Faegre Baker Daniels, a Chicago-based law partnership, is being accused of legal negligence and “erroneous advice” by Digital Capital Management LLC, formerlly known as Crypto Asset Fund LLC. According to legal documents, Faegre Baker Daniels told the investment fund to structure their company in a particular way, citing that crypto assets are not securities. This move invited an investigation and $200,000 penalty by the SEC, prompting the plaintiffs to seek legal remedy, January 3, 2019.
Tango with Securities Law
Considering today’s regulatory climate with cryptocurrency, it is best not to deal in any form of absolutes when setting a corporate structure in place for a crypto asset investment fund – especially in the United States. Going ahead with an explicit understanding that “crypto-assets aren’t securities” was a recipe for disaster in itself.
What ensued was a notice from the SEC to Digital Capital Management LLC. As the inquiry progressed, DCM’s Managing Director, Timothy Enneking, told the SEC they had only done what their legal counsel asked them to do in written and oral communication to the fund.
As per Enneking, the SEC was “trying to make a point” by fining his company, as the September 2018 settlement represented the SEC’s first enforcement action against a cryptocurrency hedge fund.
Digital Capital Management is now seeking compensatory damages for reputational harm and lost profits, other consequential damages, reimbursement of legal expenses and attorney fees, and any other damages the court deems fair.
Dealing With Ambiguous Laws
There is a case to be made but neither Faegre Baker Daniels or Digital Capital Management did anything illegal given the lack of detailed legal directives. But whether what they did was illegal or not, it is fairly obvious that there was no deliberate intent to defraud investors or regulators.

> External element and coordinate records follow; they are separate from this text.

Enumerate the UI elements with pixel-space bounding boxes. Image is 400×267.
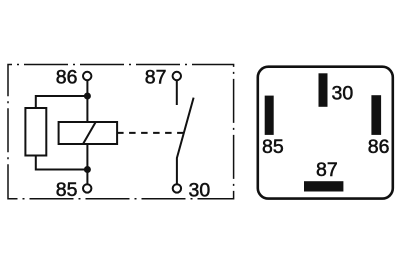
svg-text:87: 87 [316,159,338,181]
pin 85 terminal circle [83,184,91,192]
wire: pin 86 lead down to coil top [86,80,88,122]
switch blade (normally open contact) [177,98,194,185]
terminal pad 86 [371,95,381,135]
terminal pad 30 [319,73,328,107]
wire: bottom branch from resistor [36,156,88,170]
coil diagonal mark [83,122,96,144]
svg-text:86: 86 [368,136,390,158]
svg-text:30: 30 [332,83,354,105]
node junction at 86 branch [84,93,91,100]
terminal pad 87 [304,181,343,191]
wire: coil bottom down to pin 85 [86,144,88,184]
node junction at 85 branch [84,166,91,173]
relay enclosure dash-dot boundary box [8,65,234,199]
svg-text:30: 30 [189,180,211,202]
wire: top branch to resistor [36,96,88,108]
relay base outline (footprint) [258,67,393,199]
svg-text:87: 87 [145,67,167,89]
svg-text:86: 86 [56,67,78,89]
pin 86 terminal circle [83,72,91,80]
svg-text:85: 85 [262,136,284,158]
resistor R (parallel) [25,108,46,156]
relay coil K [59,122,118,144]
wire: pin 87 lead [176,80,178,105]
pin 30 terminal circle [173,184,181,192]
svg-text:85: 85 [56,179,78,201]
actuation dashed link coil to switch [117,132,187,134]
pin 87 terminal circle [173,72,181,80]
terminal pad 85 [265,96,274,135]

Congress is contemplating a rigid cryptocurrency law to define what entities are required to do and how they are required to do them. The clarity such a law would bring to the industry would definitely help more shaky feet enter the ring and expose themselves to this market. A majority of institutional investors who are waiting on the sidelines are held back by the regulatory uncertainty and would be willing to, at the least, dip their toes in the small pond of capital that is the cryptocurrency market.